- Education: Royal Veterinary College University of London
- Scientific career
- Workplaces: University of Cambridge
- Thesis: A study of the cardiovascular pharmacology of medetomidine (1993)

= Clare Bryant =

British veterinarian and pharmacologist

Clare Bryant is a British veterinary scientist and clinical pharmacologist who is a professor at the University of Cambridge. She specialises in innate immunity. Bryant is a Fellow of Queens' College, Cambridge and of the British Pharmacological Society.
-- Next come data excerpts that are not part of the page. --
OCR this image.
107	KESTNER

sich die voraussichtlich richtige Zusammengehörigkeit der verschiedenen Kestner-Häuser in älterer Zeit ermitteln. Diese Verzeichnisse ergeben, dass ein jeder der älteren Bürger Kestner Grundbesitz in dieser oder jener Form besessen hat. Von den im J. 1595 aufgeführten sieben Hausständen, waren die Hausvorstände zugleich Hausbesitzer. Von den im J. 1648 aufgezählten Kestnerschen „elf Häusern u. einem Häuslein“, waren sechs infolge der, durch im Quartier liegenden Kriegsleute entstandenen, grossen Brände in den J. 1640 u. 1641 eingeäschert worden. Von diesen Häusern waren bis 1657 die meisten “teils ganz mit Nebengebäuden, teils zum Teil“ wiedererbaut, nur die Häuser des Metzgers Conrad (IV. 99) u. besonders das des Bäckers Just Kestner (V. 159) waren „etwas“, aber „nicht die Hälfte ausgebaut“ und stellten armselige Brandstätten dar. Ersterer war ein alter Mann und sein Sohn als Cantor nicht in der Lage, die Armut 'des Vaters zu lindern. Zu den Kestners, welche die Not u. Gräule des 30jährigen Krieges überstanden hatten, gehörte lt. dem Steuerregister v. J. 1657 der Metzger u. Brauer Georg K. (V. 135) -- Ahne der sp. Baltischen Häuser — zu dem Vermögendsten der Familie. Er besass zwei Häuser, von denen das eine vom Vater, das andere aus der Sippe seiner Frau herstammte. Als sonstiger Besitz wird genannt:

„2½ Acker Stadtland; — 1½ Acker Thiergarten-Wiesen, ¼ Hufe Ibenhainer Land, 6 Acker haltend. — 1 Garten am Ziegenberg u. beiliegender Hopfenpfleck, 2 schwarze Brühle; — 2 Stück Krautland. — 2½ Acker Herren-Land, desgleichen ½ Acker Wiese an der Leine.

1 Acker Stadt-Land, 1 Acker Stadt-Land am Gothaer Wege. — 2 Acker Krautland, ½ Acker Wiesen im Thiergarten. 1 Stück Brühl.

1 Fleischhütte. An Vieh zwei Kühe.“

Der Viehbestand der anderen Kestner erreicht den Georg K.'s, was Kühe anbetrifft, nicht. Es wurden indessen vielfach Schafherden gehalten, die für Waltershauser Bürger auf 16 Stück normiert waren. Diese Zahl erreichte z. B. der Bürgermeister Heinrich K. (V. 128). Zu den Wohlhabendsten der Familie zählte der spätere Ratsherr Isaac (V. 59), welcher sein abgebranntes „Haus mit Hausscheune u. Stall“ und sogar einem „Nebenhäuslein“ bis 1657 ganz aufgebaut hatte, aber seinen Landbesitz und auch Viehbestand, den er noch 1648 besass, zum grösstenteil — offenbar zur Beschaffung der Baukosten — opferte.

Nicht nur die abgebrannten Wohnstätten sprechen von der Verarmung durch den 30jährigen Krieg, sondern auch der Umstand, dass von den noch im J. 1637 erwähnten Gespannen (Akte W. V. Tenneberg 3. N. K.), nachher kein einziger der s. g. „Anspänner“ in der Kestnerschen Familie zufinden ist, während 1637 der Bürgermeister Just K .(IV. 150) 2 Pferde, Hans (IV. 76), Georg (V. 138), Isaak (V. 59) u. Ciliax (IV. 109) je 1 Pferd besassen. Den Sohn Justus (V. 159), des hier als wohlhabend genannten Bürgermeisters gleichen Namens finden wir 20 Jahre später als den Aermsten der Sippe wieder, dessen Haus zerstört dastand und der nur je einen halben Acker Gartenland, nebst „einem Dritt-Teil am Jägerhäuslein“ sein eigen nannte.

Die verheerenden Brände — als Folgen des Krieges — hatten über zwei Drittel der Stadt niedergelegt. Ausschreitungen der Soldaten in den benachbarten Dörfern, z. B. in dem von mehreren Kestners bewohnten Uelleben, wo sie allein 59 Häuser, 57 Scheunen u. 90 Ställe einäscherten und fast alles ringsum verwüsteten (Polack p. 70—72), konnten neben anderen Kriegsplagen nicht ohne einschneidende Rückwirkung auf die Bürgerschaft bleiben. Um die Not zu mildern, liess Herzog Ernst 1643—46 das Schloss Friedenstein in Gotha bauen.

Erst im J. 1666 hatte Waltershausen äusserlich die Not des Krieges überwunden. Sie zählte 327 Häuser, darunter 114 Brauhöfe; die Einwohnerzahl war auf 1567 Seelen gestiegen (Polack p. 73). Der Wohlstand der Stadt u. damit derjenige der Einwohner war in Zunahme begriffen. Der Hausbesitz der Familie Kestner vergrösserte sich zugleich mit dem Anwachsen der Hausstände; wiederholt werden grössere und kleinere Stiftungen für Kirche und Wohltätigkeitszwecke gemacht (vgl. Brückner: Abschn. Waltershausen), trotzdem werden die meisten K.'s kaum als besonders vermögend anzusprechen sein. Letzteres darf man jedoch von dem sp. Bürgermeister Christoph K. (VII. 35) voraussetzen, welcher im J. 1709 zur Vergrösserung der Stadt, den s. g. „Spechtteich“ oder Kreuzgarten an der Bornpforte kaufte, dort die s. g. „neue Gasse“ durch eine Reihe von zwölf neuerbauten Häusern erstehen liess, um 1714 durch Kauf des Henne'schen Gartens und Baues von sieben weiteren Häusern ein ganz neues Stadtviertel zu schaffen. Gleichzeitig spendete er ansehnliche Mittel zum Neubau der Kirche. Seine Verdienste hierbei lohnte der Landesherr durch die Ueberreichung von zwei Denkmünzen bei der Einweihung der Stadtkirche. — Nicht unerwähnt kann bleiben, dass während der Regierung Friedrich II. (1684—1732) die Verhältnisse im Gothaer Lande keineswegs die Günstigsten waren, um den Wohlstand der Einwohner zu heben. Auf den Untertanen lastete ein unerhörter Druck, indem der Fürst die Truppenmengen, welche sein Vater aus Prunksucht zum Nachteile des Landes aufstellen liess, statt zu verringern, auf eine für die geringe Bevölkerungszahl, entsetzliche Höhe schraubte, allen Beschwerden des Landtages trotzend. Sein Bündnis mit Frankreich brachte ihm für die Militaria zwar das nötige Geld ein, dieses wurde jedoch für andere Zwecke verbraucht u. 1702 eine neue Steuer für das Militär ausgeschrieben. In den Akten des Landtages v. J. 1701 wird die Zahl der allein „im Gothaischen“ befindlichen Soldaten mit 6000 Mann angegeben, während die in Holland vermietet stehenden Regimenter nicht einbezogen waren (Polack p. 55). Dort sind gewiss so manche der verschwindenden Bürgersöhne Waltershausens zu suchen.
== Early life and education ==
Bryant was an undergraduate in biochemistry and physiology at the University of Southampton. She trained in veterinary medicine in London. She was supported by the Wellcome Trust to complete a doctorate. Her research first concentrated on anaesthesia, but soon shifted focus to concentrate on receptor pharmacology. She spent four years as a Wellcome Trust postdoctoral fellow with John Vane at the William Harvey Research Institute. She started her independent career at the University of Cambridge.

== Research and career ==
Bryant studies how hosts recognise bacteria using pattern recognition receptors (PRR). She is interested in how these PRR are related to chronic inflammatory diseases, for example Alzheimer's disease. There are several different types of PRR, including Toll-like receptors and NOD-like receptors. She is particularly interested in the PRRs that detect Salmonella enterica. Bryant has studied how ligands on the outer-membranes of bacteria (for example, lipopolysaccharides like endotoxin) interact with PRR to recruit signalling molecules.
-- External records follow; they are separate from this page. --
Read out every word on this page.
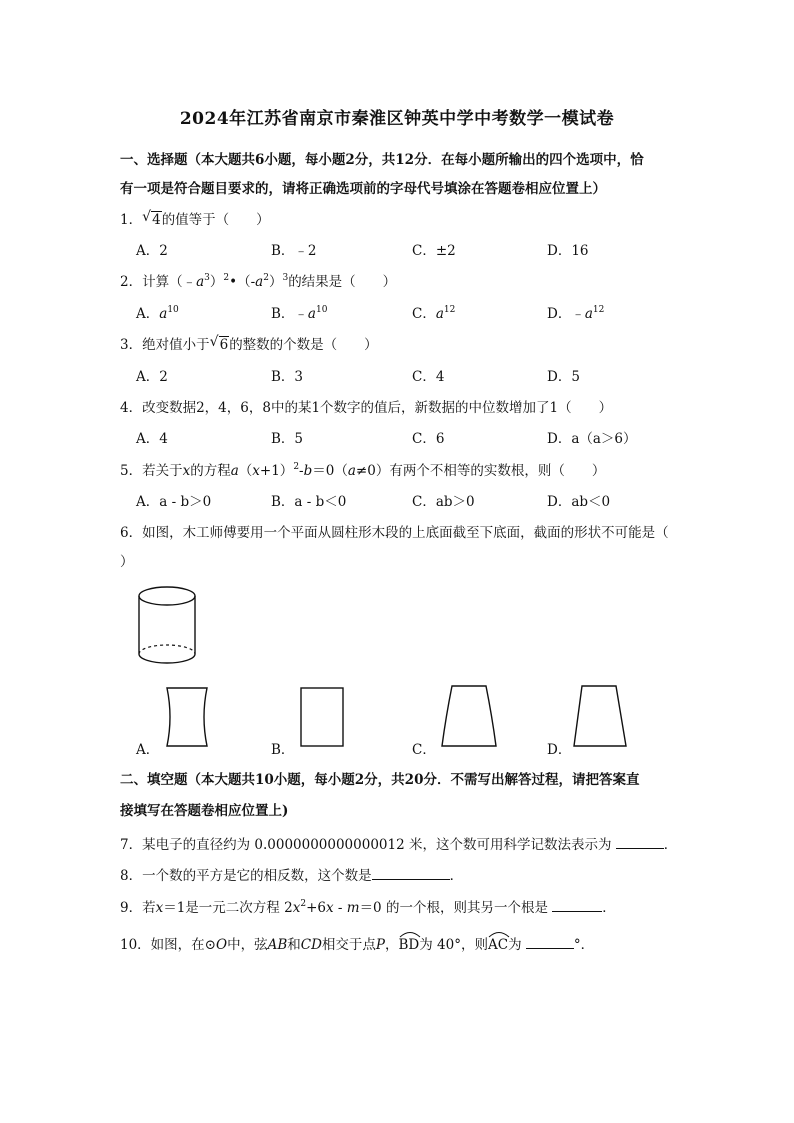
2024年江苏省南京市秦淮区钟英中学中考数学一模试卷
一、选择题（本大题共6小题，每小题2分，共12分．在每小题所输出的四个选项中，恰
有一项是符合题目要求的，请将正确选项前的字母代号填涂在答题卷相应位置上）
1． √ 4的值等于（　　）
A．2	B．﹣2	C．±2	D．16
2．计算$(﹣a^3)^2•(-a^2)^3$的结果是（　　）
A．$a^{10}$	B．$﹣a^{10}$	C．$a^{12}$	D．$﹣a^{12}$
3．绝对值小于 √ 6的整数的个数是（　　）
A．2	B．3	C．4	D．5
4．改变数据2，4，6，8中的某1个数字的值后，新数据的中位数增加了1（　　）
A．4	B．5	C．6	D．a（a＞6）
5．若关于x的方程$a(x+1)^2-b=0(a\ne 0)$有两个不相等的实数根，则（　　）
A．a - b＞0	B．a - b＜0	C．ab＞0	D．ab＜0
6．如图，木工师傅要用一个平面从圆柱形木段的上底面截至下底面，截面的形状不可能是（
）
A．	B．	C．	D．
二、填空题（本大题共10小题，每小题2分，共20分．不需写出解答过程，请把答案直
接填写在答题卷相应位置上)
7．某电子的直径约为 0.0000000000000012 米，这个数可用科学记数法表示为	．
8．一个数的平方是它的相反数，这个数是	．
9．若x＝1是一元二次方程 $2x^2+6x - m=0$ 的一个根，则其另一个根是	．
10．如图，在⊙O中，弦AB和CD相交于点P，
BD为 40°，则
AC为	°．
Bryant's research demonstrated the power of Fluorescence Resonance Energy Transfer (FRET) and single-molecule fluorescence microscopy to understand the function of toll-like receptors and super resolution microscopy to determine the function of NOD-like receptors to work out how these PRRs form signalling. When allergens are contaminated by endotoxins they can be detected by toll-like receptors. By preventing this detection, Bryant believes it may be possible to design inhibitors that suppress the onset of allergenic responses. As the proteins produced in neuroinflammatory diseases such as Alzheimer's and Parkinson's are recognised by toll-like receptors and induce inflammation, these studies may identify novel treatments for neurodegenerative conditions.

In 2023, Bryant was elected a Fellow of the Learned Society of Wales. She was elected a Fellow of the Academy of Medical Sciences in 2025.